Except as otherwise provided in this clause or subsection (c), the taxpayer’s basis in the investment shall be zero.
The basis in the investment shall be increased by the amount of gain recognized by reason of subsection (a)(1)(B) with respect to such property.
In the case of any investment held for at least 5 years, the basis of such investment shall be increased by an amount equal to 10 percent of the amount of gain deferred by reason of subsection (a)(1)(A).
In the case of any investment held by the taxpayer for at least 7 years, in addition to any adjustment made under clause (iii), the basis of such property shall be increased by an amount equal to 5 percent of the amount of gain deferred by reason of subsection (a)(1)(A).
In the case of any investment held by the taxpayer for at least 10 years and with respect to which the taxpayer makes an election under this clause, the basis of such property shall be equal to the fair market value of such investment on the date that the investment is sold or exchanged.
A rule similar to the rule of section 1202(c)(3) shall apply for purposes of this paragraph.
For purposes of subparagraph (A)(ii), property shall be treated as substantially improved by the qualified opportunity fund only if, during any 30-month period beginning after the date of acquisition of such property, additions to basis with respect to such property in the hands of the qualified opportunity fund exceed an amount equal to the adjusted basis of such property at the beginning of such 30-month period in the hands of the qualified opportunity fund.
For purposes of subparagraph (A)(i), the related person rule of section 179(d)(2) shall be applied pursuant to paragraph (8) of this subsection [1] in lieu of the application of such rule in section 179(d)(2)(A).

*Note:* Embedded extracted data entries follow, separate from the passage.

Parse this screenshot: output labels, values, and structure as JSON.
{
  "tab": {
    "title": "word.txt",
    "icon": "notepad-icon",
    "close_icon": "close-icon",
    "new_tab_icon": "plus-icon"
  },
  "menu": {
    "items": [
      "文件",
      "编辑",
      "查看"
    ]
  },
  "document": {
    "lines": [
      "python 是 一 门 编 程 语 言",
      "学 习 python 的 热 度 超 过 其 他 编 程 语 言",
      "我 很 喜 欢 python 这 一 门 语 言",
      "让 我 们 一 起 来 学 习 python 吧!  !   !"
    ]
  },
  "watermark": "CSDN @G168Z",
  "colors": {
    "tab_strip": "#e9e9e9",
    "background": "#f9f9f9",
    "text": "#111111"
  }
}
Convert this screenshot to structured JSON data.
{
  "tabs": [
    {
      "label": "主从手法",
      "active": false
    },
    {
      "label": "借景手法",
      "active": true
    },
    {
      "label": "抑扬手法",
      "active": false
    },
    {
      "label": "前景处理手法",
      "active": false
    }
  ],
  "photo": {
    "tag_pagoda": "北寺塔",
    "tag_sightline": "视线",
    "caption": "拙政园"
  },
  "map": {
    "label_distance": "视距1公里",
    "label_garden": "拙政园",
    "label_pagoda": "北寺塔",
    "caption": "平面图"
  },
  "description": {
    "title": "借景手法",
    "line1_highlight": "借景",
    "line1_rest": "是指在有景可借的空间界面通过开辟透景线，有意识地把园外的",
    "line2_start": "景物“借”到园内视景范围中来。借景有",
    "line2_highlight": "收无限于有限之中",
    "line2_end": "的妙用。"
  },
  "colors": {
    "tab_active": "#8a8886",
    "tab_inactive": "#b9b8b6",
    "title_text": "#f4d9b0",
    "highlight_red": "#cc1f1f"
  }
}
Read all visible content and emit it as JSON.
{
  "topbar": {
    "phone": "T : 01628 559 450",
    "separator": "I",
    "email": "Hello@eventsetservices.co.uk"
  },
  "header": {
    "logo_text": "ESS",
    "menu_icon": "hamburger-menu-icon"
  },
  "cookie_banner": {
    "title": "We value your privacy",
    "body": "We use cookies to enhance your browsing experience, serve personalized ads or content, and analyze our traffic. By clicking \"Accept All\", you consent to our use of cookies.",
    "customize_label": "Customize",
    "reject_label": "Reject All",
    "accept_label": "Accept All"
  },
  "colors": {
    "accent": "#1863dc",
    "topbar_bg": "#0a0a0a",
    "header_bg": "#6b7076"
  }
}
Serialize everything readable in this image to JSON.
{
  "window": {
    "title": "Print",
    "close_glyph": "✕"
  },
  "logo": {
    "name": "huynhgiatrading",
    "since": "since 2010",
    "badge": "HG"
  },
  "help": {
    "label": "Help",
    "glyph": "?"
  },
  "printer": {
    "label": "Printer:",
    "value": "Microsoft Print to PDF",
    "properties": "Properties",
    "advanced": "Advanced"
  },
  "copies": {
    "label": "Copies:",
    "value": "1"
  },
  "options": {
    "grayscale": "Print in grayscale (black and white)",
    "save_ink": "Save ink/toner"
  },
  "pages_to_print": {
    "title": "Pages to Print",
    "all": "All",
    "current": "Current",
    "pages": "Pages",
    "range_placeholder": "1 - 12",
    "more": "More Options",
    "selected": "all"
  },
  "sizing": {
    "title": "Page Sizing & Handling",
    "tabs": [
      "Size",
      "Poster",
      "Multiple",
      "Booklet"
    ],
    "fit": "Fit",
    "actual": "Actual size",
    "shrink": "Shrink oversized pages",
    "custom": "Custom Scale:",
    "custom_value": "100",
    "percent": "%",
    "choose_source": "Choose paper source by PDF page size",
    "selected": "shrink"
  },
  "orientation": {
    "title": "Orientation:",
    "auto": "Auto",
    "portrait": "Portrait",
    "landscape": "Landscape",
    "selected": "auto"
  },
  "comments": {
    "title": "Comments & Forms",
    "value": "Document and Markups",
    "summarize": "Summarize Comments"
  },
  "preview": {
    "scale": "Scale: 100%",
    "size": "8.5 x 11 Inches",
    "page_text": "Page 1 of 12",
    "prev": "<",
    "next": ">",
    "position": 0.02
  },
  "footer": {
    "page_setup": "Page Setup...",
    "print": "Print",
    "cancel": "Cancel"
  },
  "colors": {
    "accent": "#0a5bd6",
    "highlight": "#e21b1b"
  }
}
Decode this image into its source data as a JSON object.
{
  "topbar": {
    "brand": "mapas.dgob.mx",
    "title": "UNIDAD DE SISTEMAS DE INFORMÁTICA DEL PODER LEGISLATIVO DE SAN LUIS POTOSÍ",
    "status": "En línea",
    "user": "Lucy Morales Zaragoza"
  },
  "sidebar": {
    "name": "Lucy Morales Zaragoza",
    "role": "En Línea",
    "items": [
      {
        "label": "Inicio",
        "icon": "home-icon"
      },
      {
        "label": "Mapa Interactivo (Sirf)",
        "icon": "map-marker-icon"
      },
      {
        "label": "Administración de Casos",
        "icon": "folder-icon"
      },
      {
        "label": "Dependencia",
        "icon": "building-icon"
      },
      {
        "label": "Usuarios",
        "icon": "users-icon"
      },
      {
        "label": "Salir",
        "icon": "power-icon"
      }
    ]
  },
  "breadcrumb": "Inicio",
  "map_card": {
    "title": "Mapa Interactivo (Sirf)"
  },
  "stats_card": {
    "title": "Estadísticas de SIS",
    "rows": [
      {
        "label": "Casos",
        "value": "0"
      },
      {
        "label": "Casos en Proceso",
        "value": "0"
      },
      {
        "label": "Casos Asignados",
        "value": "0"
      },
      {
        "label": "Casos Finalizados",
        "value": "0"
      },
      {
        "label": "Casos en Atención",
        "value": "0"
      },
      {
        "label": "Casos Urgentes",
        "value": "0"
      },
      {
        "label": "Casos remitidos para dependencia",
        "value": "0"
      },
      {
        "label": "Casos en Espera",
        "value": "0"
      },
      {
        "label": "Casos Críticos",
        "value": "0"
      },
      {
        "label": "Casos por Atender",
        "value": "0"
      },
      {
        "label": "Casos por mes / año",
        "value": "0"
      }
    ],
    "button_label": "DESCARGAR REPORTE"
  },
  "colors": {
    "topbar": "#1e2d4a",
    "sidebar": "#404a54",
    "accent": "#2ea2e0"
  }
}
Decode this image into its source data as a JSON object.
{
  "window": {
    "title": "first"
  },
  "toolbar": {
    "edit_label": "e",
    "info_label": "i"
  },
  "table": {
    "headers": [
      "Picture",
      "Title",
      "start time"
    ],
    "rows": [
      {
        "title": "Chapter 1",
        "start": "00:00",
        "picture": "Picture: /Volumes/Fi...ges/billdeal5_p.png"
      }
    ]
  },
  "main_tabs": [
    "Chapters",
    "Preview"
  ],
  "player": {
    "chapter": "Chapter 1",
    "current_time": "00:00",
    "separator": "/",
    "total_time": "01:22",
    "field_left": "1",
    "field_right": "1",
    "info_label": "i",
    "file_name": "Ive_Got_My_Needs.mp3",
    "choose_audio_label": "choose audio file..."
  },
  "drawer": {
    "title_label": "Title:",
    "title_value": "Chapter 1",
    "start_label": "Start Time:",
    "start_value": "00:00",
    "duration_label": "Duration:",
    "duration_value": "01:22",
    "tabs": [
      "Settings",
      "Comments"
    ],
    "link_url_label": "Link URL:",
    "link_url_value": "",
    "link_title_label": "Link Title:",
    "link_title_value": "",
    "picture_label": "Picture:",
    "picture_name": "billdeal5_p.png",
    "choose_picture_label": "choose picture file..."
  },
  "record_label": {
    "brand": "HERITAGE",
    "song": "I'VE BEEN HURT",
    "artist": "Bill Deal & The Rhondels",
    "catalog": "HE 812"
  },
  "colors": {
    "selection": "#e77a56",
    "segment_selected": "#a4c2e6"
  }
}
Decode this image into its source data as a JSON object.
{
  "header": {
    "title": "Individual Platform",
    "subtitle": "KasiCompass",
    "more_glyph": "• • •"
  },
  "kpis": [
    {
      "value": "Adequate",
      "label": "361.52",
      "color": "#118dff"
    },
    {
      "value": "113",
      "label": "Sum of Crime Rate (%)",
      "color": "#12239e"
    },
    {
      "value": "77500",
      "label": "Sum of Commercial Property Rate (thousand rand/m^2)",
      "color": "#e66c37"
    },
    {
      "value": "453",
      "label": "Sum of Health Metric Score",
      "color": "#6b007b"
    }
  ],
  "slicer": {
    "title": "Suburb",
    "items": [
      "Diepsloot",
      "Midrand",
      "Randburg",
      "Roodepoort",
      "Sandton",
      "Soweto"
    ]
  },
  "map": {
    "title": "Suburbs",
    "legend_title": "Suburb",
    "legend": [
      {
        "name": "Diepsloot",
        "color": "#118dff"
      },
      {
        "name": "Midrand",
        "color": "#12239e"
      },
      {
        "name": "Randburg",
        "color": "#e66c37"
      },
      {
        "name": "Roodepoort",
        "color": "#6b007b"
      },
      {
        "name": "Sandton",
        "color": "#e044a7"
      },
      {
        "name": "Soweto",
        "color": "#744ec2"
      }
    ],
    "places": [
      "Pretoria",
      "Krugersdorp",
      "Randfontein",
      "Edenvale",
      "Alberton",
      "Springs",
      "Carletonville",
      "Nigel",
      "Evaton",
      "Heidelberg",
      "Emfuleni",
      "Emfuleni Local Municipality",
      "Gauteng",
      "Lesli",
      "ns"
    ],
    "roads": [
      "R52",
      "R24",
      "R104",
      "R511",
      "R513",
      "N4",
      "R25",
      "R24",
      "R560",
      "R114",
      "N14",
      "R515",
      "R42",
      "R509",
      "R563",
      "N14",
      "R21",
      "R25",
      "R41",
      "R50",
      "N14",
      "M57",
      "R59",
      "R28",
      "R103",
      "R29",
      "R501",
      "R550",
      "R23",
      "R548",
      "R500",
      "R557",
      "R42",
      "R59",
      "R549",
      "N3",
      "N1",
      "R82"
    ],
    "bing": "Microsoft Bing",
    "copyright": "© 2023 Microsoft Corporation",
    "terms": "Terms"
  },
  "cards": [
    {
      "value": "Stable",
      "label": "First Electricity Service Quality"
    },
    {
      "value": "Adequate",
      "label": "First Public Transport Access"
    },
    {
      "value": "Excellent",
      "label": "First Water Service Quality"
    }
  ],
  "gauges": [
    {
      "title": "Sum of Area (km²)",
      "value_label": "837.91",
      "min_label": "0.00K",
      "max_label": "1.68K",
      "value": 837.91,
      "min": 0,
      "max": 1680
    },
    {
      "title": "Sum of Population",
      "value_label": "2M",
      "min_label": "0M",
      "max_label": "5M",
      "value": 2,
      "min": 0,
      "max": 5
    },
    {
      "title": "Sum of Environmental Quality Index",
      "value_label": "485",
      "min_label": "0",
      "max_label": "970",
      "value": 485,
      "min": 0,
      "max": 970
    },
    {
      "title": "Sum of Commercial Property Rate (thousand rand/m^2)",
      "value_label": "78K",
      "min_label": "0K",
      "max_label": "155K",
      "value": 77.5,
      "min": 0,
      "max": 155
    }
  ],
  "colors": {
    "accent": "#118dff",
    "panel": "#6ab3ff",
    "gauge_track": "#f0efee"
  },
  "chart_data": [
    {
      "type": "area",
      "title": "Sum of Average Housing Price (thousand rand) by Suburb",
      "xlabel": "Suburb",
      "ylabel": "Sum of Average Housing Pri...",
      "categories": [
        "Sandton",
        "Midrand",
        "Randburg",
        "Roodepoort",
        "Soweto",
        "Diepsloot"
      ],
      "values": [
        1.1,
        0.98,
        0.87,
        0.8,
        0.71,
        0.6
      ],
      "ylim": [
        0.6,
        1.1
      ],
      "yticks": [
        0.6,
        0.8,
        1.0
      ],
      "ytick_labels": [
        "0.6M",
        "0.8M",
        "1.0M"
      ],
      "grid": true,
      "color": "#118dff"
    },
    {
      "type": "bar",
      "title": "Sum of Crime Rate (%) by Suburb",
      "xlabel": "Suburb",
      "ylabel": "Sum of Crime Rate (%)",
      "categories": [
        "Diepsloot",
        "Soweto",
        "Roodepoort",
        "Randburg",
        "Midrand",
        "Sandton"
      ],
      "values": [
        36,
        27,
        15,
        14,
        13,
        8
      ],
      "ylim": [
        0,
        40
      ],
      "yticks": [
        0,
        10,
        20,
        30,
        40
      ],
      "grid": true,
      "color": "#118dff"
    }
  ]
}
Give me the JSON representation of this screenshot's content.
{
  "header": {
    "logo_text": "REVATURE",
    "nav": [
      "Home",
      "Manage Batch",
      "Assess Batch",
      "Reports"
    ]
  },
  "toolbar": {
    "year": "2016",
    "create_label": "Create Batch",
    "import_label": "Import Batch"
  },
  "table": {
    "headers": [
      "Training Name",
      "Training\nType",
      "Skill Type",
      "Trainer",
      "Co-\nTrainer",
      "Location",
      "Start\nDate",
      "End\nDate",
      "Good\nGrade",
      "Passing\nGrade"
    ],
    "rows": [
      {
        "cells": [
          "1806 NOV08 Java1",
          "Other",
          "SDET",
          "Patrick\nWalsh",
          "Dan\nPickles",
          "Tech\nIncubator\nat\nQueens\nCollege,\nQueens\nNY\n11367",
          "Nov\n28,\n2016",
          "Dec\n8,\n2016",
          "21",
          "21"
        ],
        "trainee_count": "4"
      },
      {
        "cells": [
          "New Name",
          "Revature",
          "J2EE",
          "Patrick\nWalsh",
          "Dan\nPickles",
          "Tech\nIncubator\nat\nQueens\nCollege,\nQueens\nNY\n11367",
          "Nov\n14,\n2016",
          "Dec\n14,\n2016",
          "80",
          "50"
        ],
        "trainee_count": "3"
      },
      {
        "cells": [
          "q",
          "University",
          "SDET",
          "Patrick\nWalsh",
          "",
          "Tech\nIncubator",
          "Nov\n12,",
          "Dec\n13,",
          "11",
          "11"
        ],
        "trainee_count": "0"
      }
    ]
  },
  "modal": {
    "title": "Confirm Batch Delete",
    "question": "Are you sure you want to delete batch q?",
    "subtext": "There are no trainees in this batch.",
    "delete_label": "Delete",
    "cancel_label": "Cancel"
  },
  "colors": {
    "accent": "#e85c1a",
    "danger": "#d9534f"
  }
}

For purposes of this section, persons are related to each other if such persons are described in section 267(b) or 707(b)(1), determined by substituting “20 percent” for “50 percent” each place it occurs in such sections.
In the case of a decedent, amounts recognized under this section shall, if not properly includible in the gross income of the decedent, be includible in gross income as provided by section 691.
In the case that the qualified opportunity fund is a partnership, the penalty imposed by paragraph (1) shall be taken into account proportionately as part of the distributive share of each partner of the partnership.